Linear Equations

  • Should already have seen linear equations like \[y=mx+b\]
  • In statistics, we write these as \[y=b_0 + b_1x\]
    • \(b_0\) and \(b_1\) are constants.
    • \(x\) is the independent variable.
    • \(y\) is the dependent variable

Slope and Intercept

\[y=b_0 + b_1x\]

  • The y-intercept is \(b_0\), the value of \(y\) when \(x=0\).
  • The slope is \(b_1\), the change in \(y\) for a 1-unit change in \(x\).

A scatterplot shows the relationship between two (numeric) variables.

We call this type of data bivariate data.

This relationship can be modeled perfectly with a straight line: \[y = 8 + 3.25x\]

  • But what if that pound of coffee didn’t always cost $8?
  • Or the coffee drinks didn’t always cost $3.25?

The linear regression line looks like \[y = \beta_0 + \beta_1x + \epsilon\]

  • \(\beta\) is the Greek letter “beta”.
  • \(\beta_0\) and \(\beta_1\) are constants.
  • Error (the fact that the points don’t all line up perfectly) is represented by \(\epsilon\).

We estimate \(\beta_0\) and \(\beta_1\) using data and denote the estimated line by \[\hat{y} = b_0 + b_1x \]

  • \(\hat{y}\), “y-hat”, is the estimated value of \(y\).
  • \(b_0\) is the estimate for \(\beta_0\).
  • \(b_1\) is the estimate for \(\beta_1\).

We use a regression line to make predictions about \(y\) using values of \(x\). Think of this as the 2-dimensional version of a point estimate!

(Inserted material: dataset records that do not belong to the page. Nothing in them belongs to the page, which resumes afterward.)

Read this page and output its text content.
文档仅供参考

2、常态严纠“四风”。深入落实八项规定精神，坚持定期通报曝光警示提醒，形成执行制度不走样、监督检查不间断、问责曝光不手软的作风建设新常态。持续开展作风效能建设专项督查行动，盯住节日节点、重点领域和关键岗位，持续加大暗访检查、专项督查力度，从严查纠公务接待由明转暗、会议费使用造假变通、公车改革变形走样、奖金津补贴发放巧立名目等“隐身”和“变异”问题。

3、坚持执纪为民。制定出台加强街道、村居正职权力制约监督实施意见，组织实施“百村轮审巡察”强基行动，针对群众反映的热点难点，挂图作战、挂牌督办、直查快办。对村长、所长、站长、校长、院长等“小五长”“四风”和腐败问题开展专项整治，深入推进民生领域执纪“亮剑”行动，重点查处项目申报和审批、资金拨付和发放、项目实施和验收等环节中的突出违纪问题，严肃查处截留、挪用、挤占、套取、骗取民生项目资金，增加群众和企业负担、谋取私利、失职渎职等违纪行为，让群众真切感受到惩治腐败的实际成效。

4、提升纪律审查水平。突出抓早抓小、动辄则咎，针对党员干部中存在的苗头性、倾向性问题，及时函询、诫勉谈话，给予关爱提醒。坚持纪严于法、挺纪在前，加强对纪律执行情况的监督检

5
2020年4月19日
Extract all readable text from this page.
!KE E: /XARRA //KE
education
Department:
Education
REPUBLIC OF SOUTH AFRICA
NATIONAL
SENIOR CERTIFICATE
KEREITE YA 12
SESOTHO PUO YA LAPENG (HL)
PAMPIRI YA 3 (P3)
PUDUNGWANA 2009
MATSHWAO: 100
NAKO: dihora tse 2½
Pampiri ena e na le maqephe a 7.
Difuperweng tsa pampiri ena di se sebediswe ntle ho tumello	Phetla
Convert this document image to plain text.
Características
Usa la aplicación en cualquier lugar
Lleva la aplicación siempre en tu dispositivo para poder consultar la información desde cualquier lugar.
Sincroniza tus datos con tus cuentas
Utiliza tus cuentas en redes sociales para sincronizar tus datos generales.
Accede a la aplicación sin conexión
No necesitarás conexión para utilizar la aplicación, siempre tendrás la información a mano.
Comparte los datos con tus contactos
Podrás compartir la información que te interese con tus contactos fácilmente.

  • \(y\) is the response variable.
  • \(x\) is the predictor variable.

Example

Example: Researchers took a variety of measurements on 344 adult penguins in Antarctica.

Example

The regression model for these data is \[\hat{y}=-5780.83 + 49.69x\]

Example

To predict the body mass for a penguin with a flipper length of 180cm, we just need to plug in 180 for flipper length (\(x\)): \[\hat{y}=-5780.83 + 49.69\times 180 = 3163.37\text{g}.\] - Note that the regression line automatically deals with units.